Working at Hamsa was like hanging onto a rocket-ship with one hand with a laptop in the other. I was there right from helping make the deck to get the seed funding, through multiple rounds of funding, and made some serious pivots along the way. The initial offering was to be as a payment solution for medium to large size businesses doing business between the US, Europe and China.
The Project
This goal was to understand the motivations and pain points of business owners in Europe and the US, and also the corresponding wholesale businesses in China. This would provide the basis for both product and marketing positioning and targeting of a the payment product we would build.
The Process
We would conduct a series of interviews with the various stakeholders. We would then translate and organize this data to be able to identify patterns. We would then turn these into personas, and ultimately find a target persona for both the buyer and seller sides from which to position a product strategy. During the process
The Challenge
This was during Covid, and so, not only did we have to really that the business landscape was literally shifting beneath our feet, the whole process was conducted online and in multiple languages.
Organizing the Data Remotely
We ended up using 30 interviews for our data. non-English interviews were translated. Normally, with a non-remote process, notes would be organized on a wall with post-it notes.

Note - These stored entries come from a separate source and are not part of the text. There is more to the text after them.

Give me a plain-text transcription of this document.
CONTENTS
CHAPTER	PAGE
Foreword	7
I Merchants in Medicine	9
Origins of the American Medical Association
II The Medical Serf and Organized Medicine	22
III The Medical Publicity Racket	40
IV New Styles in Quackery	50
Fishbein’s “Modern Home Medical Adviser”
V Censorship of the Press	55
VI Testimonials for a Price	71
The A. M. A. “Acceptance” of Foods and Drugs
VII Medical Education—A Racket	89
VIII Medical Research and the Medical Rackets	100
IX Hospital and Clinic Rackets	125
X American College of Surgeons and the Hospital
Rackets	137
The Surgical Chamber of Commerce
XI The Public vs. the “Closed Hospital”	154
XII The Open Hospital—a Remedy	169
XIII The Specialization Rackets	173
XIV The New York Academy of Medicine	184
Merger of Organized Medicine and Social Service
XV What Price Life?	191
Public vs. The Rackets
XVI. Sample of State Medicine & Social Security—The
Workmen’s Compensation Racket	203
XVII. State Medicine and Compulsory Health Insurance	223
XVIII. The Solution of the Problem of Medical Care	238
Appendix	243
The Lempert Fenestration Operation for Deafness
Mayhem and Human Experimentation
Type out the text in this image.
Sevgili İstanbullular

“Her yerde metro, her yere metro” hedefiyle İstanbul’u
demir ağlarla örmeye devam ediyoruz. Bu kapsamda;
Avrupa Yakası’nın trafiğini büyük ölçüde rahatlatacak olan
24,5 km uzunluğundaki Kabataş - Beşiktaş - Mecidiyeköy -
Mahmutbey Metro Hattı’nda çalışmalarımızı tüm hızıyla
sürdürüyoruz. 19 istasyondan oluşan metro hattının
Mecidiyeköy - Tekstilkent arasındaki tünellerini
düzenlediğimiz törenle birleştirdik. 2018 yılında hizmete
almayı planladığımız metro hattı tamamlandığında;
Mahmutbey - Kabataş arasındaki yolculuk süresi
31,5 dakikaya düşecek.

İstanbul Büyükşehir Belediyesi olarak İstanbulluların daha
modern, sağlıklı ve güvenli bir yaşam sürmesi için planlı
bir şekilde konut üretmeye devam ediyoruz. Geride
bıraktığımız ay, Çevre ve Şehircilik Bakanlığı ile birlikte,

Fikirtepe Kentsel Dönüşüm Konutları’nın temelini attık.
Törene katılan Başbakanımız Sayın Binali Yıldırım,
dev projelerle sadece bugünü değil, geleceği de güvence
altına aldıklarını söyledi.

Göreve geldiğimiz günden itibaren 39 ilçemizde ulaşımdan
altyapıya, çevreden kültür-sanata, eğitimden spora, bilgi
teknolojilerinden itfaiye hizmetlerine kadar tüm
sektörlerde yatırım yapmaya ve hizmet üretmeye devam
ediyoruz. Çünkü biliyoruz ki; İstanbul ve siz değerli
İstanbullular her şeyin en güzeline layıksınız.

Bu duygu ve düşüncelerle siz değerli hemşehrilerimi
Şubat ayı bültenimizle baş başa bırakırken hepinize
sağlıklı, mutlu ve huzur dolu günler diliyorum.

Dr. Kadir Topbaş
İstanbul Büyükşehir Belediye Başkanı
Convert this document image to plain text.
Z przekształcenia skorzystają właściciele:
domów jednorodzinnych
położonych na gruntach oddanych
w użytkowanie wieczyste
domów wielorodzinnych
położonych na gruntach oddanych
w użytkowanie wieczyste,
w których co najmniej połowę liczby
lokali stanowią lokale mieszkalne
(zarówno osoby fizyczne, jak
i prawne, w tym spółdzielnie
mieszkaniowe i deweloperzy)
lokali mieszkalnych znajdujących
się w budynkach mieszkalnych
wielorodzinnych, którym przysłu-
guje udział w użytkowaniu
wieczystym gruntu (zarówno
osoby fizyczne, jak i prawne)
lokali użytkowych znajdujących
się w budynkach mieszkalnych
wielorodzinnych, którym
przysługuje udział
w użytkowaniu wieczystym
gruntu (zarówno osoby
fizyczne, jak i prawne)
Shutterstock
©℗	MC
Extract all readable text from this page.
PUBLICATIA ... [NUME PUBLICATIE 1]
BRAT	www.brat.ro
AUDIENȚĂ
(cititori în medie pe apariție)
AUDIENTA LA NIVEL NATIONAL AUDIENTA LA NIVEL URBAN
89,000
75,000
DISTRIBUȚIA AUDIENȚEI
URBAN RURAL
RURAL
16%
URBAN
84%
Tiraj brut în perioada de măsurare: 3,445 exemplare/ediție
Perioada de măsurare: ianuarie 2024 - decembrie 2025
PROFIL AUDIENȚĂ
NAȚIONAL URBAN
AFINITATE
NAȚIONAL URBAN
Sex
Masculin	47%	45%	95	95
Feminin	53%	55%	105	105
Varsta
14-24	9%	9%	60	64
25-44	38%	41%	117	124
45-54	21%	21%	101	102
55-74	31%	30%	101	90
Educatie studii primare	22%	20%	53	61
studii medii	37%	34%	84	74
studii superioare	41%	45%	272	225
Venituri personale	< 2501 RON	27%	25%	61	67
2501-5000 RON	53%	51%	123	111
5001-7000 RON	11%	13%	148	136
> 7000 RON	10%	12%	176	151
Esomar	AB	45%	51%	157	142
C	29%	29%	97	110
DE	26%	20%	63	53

I designed a method using Figma to create post-it like cards that could be moved around by team members, and organized into patterns.
First each interview was split up into note cards.
Then we organized those same notes into patterns.
Then turned these into a set of personas: invented personalities that captured a number of types that we’d identified.
We then identified a target persona from which to build our new payment product.

And so this was the basis from which we built a pilot product with one seller in China, Bizbee, and started the process of refining the product. But this was all just the rocket was taking off, because as it would turn out, we would completely pivot away from payment systems to asset tokenization. But we wouldn’t have gotten there without first going through this process and launching our first product.